My family have been in Africa for 12 generations – over 450 years…We have now left…..and a vast and ancient land now nourishes our existence. What is this place? How does it work? What of its stories? What is it’s raison d’etre? Can the songs of 2,000 generations be felt… accessed….honoured?
These are the feelings that have occupied me over the past 5 years (I have been in Australia for 12 years now) since I put paid to making (purely photographic) landscape images that had, as their motivation, only beauty and sentiment. My expression has moved in response to an inner need to be more full, encompassing a larger self – one that might engage this enormous place….and photography alone could no longer stand up to the task.
So a name change (from Clayton Hairs to Clayton John) was the result – signifying (to myself as to anyone else) this desire to engage anew…and with it came a change of the tools used to express. Now encaustic and cold wax, the earth of the location I was witness to, and plaster, acrylics and oils allowed undulations, flows and complexity that I found present in the Australian landscape.

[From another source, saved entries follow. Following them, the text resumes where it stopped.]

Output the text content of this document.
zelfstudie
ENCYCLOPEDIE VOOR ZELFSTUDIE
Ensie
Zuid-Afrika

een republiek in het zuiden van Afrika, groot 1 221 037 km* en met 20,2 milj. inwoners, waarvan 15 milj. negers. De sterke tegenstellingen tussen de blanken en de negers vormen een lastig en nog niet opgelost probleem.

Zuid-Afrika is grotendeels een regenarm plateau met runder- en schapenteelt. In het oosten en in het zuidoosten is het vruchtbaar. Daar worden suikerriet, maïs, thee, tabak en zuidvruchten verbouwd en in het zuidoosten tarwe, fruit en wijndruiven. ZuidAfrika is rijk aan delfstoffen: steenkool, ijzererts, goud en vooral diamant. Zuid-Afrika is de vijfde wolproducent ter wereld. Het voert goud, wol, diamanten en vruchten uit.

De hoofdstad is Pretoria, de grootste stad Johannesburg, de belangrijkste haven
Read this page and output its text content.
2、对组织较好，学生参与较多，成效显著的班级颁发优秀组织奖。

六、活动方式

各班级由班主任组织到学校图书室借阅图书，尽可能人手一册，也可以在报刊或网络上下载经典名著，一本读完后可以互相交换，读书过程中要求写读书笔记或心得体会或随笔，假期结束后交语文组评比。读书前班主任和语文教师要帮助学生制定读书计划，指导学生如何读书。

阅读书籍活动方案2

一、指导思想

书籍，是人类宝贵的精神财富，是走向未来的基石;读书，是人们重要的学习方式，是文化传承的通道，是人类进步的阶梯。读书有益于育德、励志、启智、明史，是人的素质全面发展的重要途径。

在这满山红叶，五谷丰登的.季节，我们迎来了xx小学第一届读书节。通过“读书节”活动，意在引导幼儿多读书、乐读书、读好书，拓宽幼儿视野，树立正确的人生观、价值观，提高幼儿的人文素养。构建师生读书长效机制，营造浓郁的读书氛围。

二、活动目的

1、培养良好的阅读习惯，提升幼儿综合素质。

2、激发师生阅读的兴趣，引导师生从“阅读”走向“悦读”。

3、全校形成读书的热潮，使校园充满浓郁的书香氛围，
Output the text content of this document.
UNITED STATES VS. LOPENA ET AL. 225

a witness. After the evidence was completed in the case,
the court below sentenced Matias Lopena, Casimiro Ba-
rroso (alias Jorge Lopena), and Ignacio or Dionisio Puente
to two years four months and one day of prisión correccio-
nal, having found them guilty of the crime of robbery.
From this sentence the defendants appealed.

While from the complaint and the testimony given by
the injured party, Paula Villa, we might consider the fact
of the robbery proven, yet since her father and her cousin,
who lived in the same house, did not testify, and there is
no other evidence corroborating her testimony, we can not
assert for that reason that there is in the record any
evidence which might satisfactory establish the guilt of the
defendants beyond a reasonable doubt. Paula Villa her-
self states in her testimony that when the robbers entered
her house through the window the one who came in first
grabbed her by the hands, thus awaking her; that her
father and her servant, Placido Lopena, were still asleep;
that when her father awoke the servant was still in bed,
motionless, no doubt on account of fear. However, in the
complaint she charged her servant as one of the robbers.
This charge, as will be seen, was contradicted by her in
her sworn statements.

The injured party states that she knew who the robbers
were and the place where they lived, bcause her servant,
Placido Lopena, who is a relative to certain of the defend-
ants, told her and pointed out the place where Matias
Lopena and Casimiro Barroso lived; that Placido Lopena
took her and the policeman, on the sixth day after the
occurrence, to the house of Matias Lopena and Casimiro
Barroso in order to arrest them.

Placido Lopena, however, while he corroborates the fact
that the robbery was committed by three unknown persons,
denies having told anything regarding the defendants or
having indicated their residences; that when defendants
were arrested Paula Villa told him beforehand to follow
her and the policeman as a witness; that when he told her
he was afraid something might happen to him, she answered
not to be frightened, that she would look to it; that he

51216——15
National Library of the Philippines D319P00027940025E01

My technique involves layering photographic imagery one upon another (sometimes in-camera, sometimes not) such that the sum of the parts, at an intuitive level, surmounts the individual elements. Serendipity is found in this practice, altering a craft skill (photography) from one often dictated by complete control towards one where chance, possibility and serendipity might carry the work forward. The created image is Giclee´ printed to Washi (mulberry pith) media. I then work into the image with wax (hot and cold) and plaster and in the process introduce texture and tone which, I feel, moves a viewer toward a more tactile (possibly mystical?) experience in a manner which a straightforward print might never allow.